治安がよくなってから、僕の利用と雇用がごっちゃになった関係で友人となっていた。
「雷蔵さん~。これからどうしようか~」
原田は心配げな声をしている。
「いつ頃、スリー・C・バックアップのデータの裏に気が付いたのかな?」
僕は話の順序を整理するために言った。
「それも四日前よ」
九尾の狐がいとも簡単にそう言った。
「あの電話は一体?」
「少しややこしいけど、聞いてね」
河守がニッと笑ったがすぐに俯いた。
「最初は本当にお金だけが目当てだったのよ。スリー・C・バックアップのデータを誰かに10憶で買ってもらいたかったの。だけど、スリー・C・バックアップの裏に気が付いて、10憶どころじゃないって大騒ぎ」
河守は力なく笑うと、
「最初は、私と姉さんがC区を警戒していればいいだけと思ったの。それで、A区に引っ込んだんだけど……」
原田はマルカの肩を撫でて、
「でも、俺はそんなんじゃダメだって言ったのさ。相手が巨大すぎる……」
河守は俯きながら、
「そう、それで私たちに関わった原田さんがある計画を考えたのよ。雷蔵さんをおびき寄せて協力してもらえばなんとかなるって。元々、C区は私たちと雷蔵さんが絡んでいる情報は何らかの方法で入手しているわ。だから、あなたを狙っていたはずなのね。電話で全てを話してしまうと、こちらの居場所も気が付いてしまう……。相手は多分、高度な盗聴か何かで私たちの動向を探っているようね。……私たちの居場所がバレると命に関わるわ。でも、とっても強い雷蔵さんがここまで来たら、当然、私たちの勝ちよ……」
そこまで話すと河守は僕の顔を見つめて、ニッと笑った。
「ちょっと、待ってくれ。何故僕のなさ」
「それは簡単。雷蔵さんほど強い人がこの日本にいるかしら?」
僕は吹き出した。
「……解った。君たちは凄いんだね」
僕があっさりとした会話にすると、
「もうー。雷蔵さんはそうやって、命を無駄にしそうだから、大変なのよ……」
河守が辟易して、続けた。
「まさか電話で言うわけにはいかないでしょ……。こんなことだもの……。雷蔵さんがこっちへ(A区)こないといけないし……簡単に言うと危険を知らせてこっちに来てもらうってわけ……」
原田はマルカの肩に馴れ馴れしく手を置いている。
「いやー、敵がC区だからこれから大変だねー。あ、雷蔵さん。これからどうするの?」
原田は少し震えている声で気楽に言った。
「多分、敵はエレクトリック・ダンスを僕が知るのを感づいているはず」
「そうだねー。そうだよー」
原田は首を捻り、色気づいて今度はヨハに抱きついた。
「雷蔵様~~。正攻法~~。C区と戦争をするのは~どうですか~~」
「うーん……まずは、できるだけ情報を集めようよ。こっちには九尾の狐と原田がいるんだし。エレクトリック・ダンスのことをもっと知ったほうがいいと思うんだ」
と、その時にマルカが立ち上がり、緊張したヨハが原田を押しのけた。
「雷蔵様~~!! 警戒して下さい~!! 敵が来ました~。C区のノウハウが10番アーチと5番アーチと1番アーチから、それぞれ5体来ました~~!!」
「喫茶店の裏から逃げましょう!!」
九尾の狐は小型の端末を折り畳みショルダーバッグに入れると、カウンターの奥の喫茶店のマスターに合図を送った。

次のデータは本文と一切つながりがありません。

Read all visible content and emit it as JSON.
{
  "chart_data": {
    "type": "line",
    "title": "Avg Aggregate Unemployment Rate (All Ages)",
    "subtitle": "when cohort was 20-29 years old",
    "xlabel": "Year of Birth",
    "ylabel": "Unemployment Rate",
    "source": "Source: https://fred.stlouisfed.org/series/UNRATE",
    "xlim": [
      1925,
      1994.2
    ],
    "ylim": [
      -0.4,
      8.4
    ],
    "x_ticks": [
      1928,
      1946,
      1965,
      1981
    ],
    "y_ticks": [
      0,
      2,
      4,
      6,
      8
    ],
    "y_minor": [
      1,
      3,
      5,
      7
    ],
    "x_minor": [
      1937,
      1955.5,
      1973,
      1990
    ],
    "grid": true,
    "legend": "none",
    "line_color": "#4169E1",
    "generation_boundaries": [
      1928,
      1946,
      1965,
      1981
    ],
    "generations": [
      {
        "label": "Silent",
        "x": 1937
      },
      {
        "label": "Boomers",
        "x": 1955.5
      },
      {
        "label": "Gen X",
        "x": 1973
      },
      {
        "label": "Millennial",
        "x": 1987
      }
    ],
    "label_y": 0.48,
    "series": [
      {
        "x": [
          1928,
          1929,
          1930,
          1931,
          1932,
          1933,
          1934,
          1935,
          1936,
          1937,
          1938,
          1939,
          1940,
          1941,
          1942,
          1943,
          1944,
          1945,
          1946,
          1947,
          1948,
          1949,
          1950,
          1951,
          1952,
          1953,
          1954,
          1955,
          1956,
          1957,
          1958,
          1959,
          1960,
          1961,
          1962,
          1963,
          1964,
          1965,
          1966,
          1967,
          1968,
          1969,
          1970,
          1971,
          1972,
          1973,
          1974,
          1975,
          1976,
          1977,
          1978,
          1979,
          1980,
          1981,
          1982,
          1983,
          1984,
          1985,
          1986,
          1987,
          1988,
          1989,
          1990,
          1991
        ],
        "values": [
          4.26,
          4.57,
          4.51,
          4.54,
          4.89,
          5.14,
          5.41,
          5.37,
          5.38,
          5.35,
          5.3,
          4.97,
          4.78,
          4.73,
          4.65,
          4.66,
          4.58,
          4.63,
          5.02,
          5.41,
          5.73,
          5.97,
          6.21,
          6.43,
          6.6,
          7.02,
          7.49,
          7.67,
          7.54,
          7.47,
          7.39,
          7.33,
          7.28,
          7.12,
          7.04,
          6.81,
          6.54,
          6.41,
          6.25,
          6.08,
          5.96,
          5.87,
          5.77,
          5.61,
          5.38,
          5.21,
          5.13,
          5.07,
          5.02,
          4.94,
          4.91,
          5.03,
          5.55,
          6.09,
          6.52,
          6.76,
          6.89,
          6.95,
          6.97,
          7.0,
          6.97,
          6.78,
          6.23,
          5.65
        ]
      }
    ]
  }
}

喫茶店のマスターは遠くで頷くと、こっちへ来いと手を振り誘導した。
カウンター席からは九尾の狐の護衛のノウハウが二体立ち上がった。
手にはベレッタを持っている。
僕たちが質素なカウンターの奥へ行くと、飾り棚に並ぶ多種多様なコーヒーカップを目の当たりにする。左の方に更に奥へといく通路があった。そこは木製の壁で出来ていて、裏口に通ずる出入り口がある。大人が屈んでやっと入れる小さな木製の引き戸だ。
「雷蔵様。危険です!!」
マルカが急に身を挺して身を屈めようとした僕を庇った。
マルカに被弾すると同時に、喫茶店の窓が粉々に破壊された。外で散開した15体のノウハウが、サブマシンガンを一斉に撃ってきたのだ。大量の銃弾は店内のお客を殺戮する。護衛のノウハウと6体の狙撃銃を持ったノウハウがすぐさま発砲しながら、応戦していた。ヨハとマルカが自分たちの体を盾にしたりして、僕たちを木製の壁の通路へと逃がす。喫茶店のお客が一人また一人と次々に撃たれて倒れていった。周囲にバラバラとコーヒーカップや皿が散乱する。